Jon Jordan, News 9
OKLAHOMA CITY -- Military officials said there's no evidence of civilian casualties despite Libya's claims of dozens of deaths, but one Oklahoman said he is worried about his friends and family who are still in Libya.
As a young boy growing up in Libya, Mohamed Elyazgi knew it wasn't a place where he wanted to live and raise a family.
"I actually fled Libya because I thought it's not going to be safe for me over there anymore," Elyazgi said.
Elyazgi said the atrocities that are unfolding in his native country on a daily basis are things he witnessed growing up, including the brutal killing of one of his college friends.
"My friend got hanged in the middle of the university, so I decided I cannot stay here anymore. It's endangering myself and even my family. They helped me to come to the United States and finish my education and got married here and have kids," Elyazgi said.
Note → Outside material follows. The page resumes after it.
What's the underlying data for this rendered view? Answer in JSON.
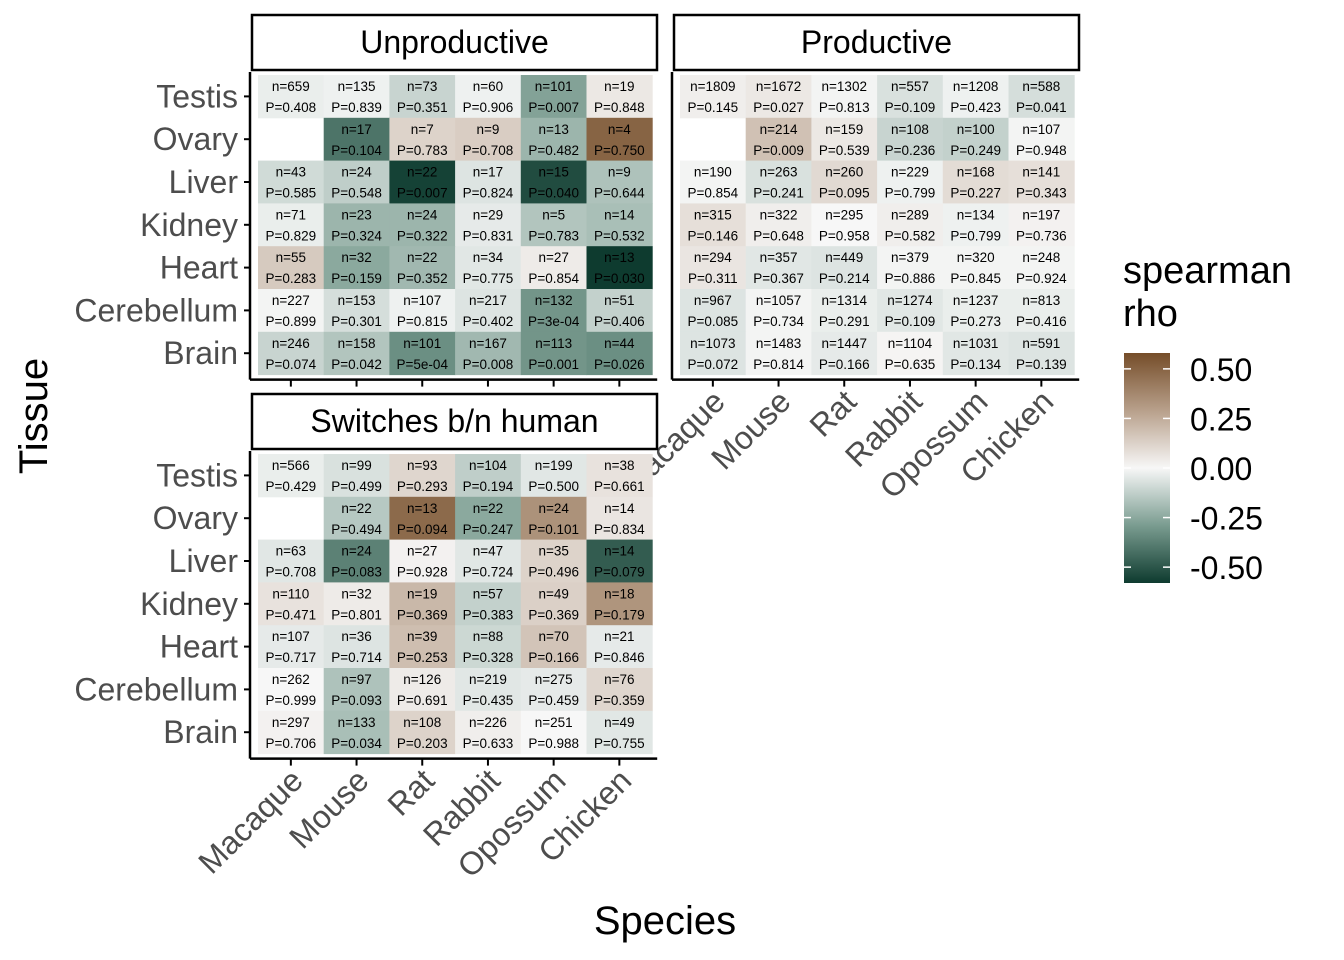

Elyazgi said he supports the U.S. led air strikes in hopes that it will finally remove Moammar Gadhafi from power.
"Every Libyan has suffered because of him," Elyazgi said. "It seems like we are always being a little bit too late. He's already killed, they talk about, 6,000 to 10,000 people already killed. Why we wait that long?"
Elyazgi said he can't help but think about the future of Libya, one without Gadhafi in power.
"Once he's gone and the wealth of Libya will be used by the Libyan people to develop their country, then the future for Libya, then the future is unlimited there," Elyazgi said.
Elyazgi said several of his family members, including his mother and father, were killed when the U.S. bombed the country in 1986 following a Libyan terrorist attack on U.S. soldiers in Germany.